ONTAP Discussions
ONTAP Discussions
IHAC who is seeing this behavior and I've verified it in the 7.3.2 simulator
Is this intentional/expected?
simtap> snap create sqlproddata snapshot1
simtap> snap list sqlproddata
Volume sqlproddata
working...
%/used %/total date name
---------- ---------- ------------ --------
0% ( 0%) 0% ( 0%) Feb 09 07:39 snapshot1
simtap> snap rename sqlproddata snapshot1 snapshotnew
simtap> snap list sqlproddata
Volume sqlproddata
working...
%/used %/total date name
---------- ---------- ------------ --------
0% ( 0%) 0% ( 0%) Feb 09 07:39 snapshotnew
simtap> snap restore -s snapshotnew sqlproddata
WARNING! This will revert the volume to a previous snapshot.
All modifications to the volume after the snapshot will be
irrevocably lost.
Volume sqlproddata will be made restricted briefly before coming back online.
Are you sure you want to do this? y
You have selected volume sqlproddata, snapshot snapshotnew
Proceed with revert? y
Tue Feb 9 07:39:58 EST [wafl.snaprestore.revert:notice]: Reverting volume sqlproddata to a previous snapshot.
Volume sqlproddata: revert successful.
simtap> snap list sqlproddata
Volume sqlproddata
working...
%/used %/total date name
---------- ---------- ------------ --------
0% ( 0%) 0% ( 0%) Feb 09 07:39 snapshot1
simtap>
Solved! See The Solution
Yes, this is normal and expected. A snapshot is a frozen copy of everything at the time of the snapshot including the names of the snapshots that existed at the time of the snapshot.
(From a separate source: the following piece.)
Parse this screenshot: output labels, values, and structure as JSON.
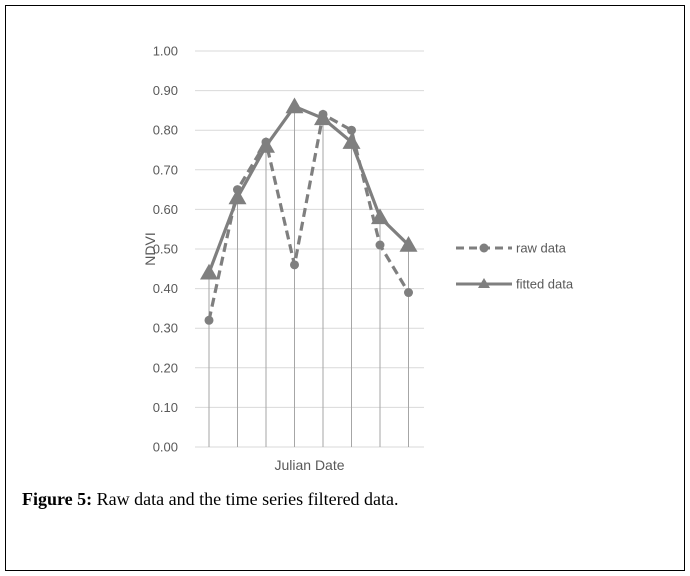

The name change on the snapshot is no different than changing the name of a file in the snapshot from a WAFL perspective.
Hope this helps
Yes, this is normal and expected. A snapshot is a frozen copy of everything at the time of the snapshot including the names of the snapshots that existed at the time of the snapshot.
The name change on the snapshot is no different than changing the name of a file in the snapshot from a WAFL perspective.
Hope this helps
Yes it does. Thank you.
I know this is an old post but we recently ran into this issue which was confusing.
I wanted to add that the snapshot does seem to restore the snapshot names (which is bizarre itself), but that is it. My understanding is a snapshot does not actually reference anything in other snapshots. It only knows about its own blocks, which reference the active file system at the time of snap creation.
The point I wanted to clarify is not with snapshot renaming, but with snapshot deleting.
I ran through this test scenario which you can repeat yourself:
You will end up with 1 snapshot named snap2. Snap1 doesn't re-appear, even though it existed when snap2 was created.
Just wanted to add clarification to your "a snapshot is a frozen copy of everything" statement. It is a frozen copy of everything in the active file system, as well as (apparently) names of snapshots.
Hi jcason,
I just came across this and tried to replicate in my lab:
>snap create vol1 snapa
>snap create vol1 snapb
>snap create vol1 snapc
At this point you have snapa, snapb, snapc
>snap rename vol1 snapb snapb-1
Now you have snapa, snapb-1, snapc
>snap restore -t vol -s snapb-1 /vol/vol1
snapshots after restore snapa & snapb - this is what I would have expected. Not sure what happened to your snap1
Yes that is expected. My snap1 was gone because I manually deleted it (my step #3).
If you repeat your steps, but before your snaprestore you do "snap delete vol1 snapa", you will find that it remains deleted after the snaprestore. It is gone, even though it existed at the time you took snapb, because snapb is only a snapshot of the active filesystem.
Yes thats true - its all about the root inode of the AFS. Over-simplifying it somewhat here - A snapshot is just a copy of that one 4k file that references all the data on the volume. A snapshot always makes a copy of the AFS root inode and marks all the blocks it points to as read only. So when you do a Snap Restore it recovers the data on those blocks that its copy of the root inode is pointing to - it doesnt know that another copy of the root inode has been deleted (eg when you deleted snap1).
Deleting a Volume Snapshot copy is irreversable.
Unless.... you do an aggregate Snap Restore but this would restore/revert all volumes on the aggregate
>aggr create aggr1 -B 64 5
>snap reserve -A aggr1 5
>vol create vol1 -s none aggr1 200m
>qtree security /vol/vol1 ntfs
>cifs shares -add vol1 /vol/vol1
create file snapfile1.txt on share vol1
>snap create vol1 snap1
create file snapfile2.txt on share vol1
>snap create vol1 snap2
>snap create -A aggr1 aggr1snap
delete files snapfile1 & snapfile2
>snap delete vol1 snap1
>snap delete vol1 snap2
So now the files have been deleted and so have the Snaphot copies that referenced those files
>snap restore -A -s aggr1snap aggr1
Everything restored. Both deleted files and both deleted Snapshots are back.